In its two issues, Phillips argues that the trial court erred in granting summary judgment for St. Paul and in denying Phillips’s motion for reconsideration because Phillips, as an additional insured under the policy purchased by Zachry, was owed an unlimited defense by St. Paul against the underlying lawsuits until St. Paul “exhausted its policy’s liability limits by indemnifying Phillips for damage payments.” Phillips argues that the plain language of the policy is subject to this one, and only, reasonable interpretation. Alternatively, Phillips argues that any ambiguity in the policy with respect to the scope of St. Paul’s defense obligations must be construed in Phillips’s favor.

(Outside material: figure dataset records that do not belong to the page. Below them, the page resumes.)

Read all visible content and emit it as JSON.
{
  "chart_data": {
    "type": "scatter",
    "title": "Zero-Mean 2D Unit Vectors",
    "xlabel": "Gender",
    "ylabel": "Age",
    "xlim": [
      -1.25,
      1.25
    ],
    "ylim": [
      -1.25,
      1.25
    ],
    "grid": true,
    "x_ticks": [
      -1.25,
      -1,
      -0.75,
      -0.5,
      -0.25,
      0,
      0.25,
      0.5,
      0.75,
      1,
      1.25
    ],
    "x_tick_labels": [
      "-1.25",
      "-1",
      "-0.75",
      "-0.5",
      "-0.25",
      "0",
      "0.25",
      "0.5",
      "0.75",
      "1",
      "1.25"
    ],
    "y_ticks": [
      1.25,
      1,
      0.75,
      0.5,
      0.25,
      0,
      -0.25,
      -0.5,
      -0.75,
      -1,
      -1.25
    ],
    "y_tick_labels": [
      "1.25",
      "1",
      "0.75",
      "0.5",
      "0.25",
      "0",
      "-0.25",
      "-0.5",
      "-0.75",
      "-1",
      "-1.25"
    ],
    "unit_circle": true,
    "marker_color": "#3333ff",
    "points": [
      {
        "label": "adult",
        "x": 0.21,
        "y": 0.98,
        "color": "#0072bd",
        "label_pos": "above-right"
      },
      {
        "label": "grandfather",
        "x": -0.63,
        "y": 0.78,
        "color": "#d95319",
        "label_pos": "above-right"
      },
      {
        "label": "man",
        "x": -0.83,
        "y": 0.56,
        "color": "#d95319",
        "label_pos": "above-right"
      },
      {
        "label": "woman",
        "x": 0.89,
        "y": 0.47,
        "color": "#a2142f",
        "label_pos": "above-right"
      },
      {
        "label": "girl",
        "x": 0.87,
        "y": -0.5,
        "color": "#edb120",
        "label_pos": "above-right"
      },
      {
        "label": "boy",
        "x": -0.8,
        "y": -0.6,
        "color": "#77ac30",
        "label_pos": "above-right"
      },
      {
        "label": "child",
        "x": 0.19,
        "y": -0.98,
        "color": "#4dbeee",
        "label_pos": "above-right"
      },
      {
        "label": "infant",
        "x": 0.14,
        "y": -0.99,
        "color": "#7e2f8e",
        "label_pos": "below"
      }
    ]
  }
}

Insurance contracts are subject to the same rules of construction as ordinary contracts. Trinity Universal Ins. Co. v. Cowan, 945 S.W.2d 819, 823 (Tex.1997); Hanson, 5 S.W.3d at 328. Accordingly, when a contract permits only one interpretation, we construe it as a matter of law and enforce it as written. Upshaw v. Trinity Cos., 842 S.W.2d 631, 633 (Tex.1992); Hanson, 5 S.W.3d at 328. We must strive to effectuate the contract as the written expression of the parties’ intent and must attempt to give effect to all contract provisions, so that none will be rendered meaningless. Kelley-Coppedge, Inc. v. Highlands Ins. Co., 980 S.W.2d 462, 464 (Tex.1998); State Farm Life Ins. Co. v. Beaston, 907 S.W.2d 430, 433 (Tex.1995). To this end, we construe the terms of the contract as a whole and consider all of its terms, not in isolation, but within the context of the contract. Beaston, 907 S.W.2d at 433; Forbau v. Aetna Life Ins. Co., 876 S.W.2d 132, 133-34 (Tex.1994); Hartrick v. Great Am. Lloyds Ins. Co., 62 S.W.3d 270, 274 (Tex.App.-Houston [1st Dist.] 2001, no pet.).

Whether a contract is ambiguous is a question of law for the court to decide by looking at the contract as a whole in light of the circumstances present when the contract was entered. Kelley-Coppedge, 980 S.W.2d at 464 (citing Nat’l Union Fire Ins. Co. v. CBI Indus., Inc., 907 S.W.2d 517, 520 (Tex.1995)).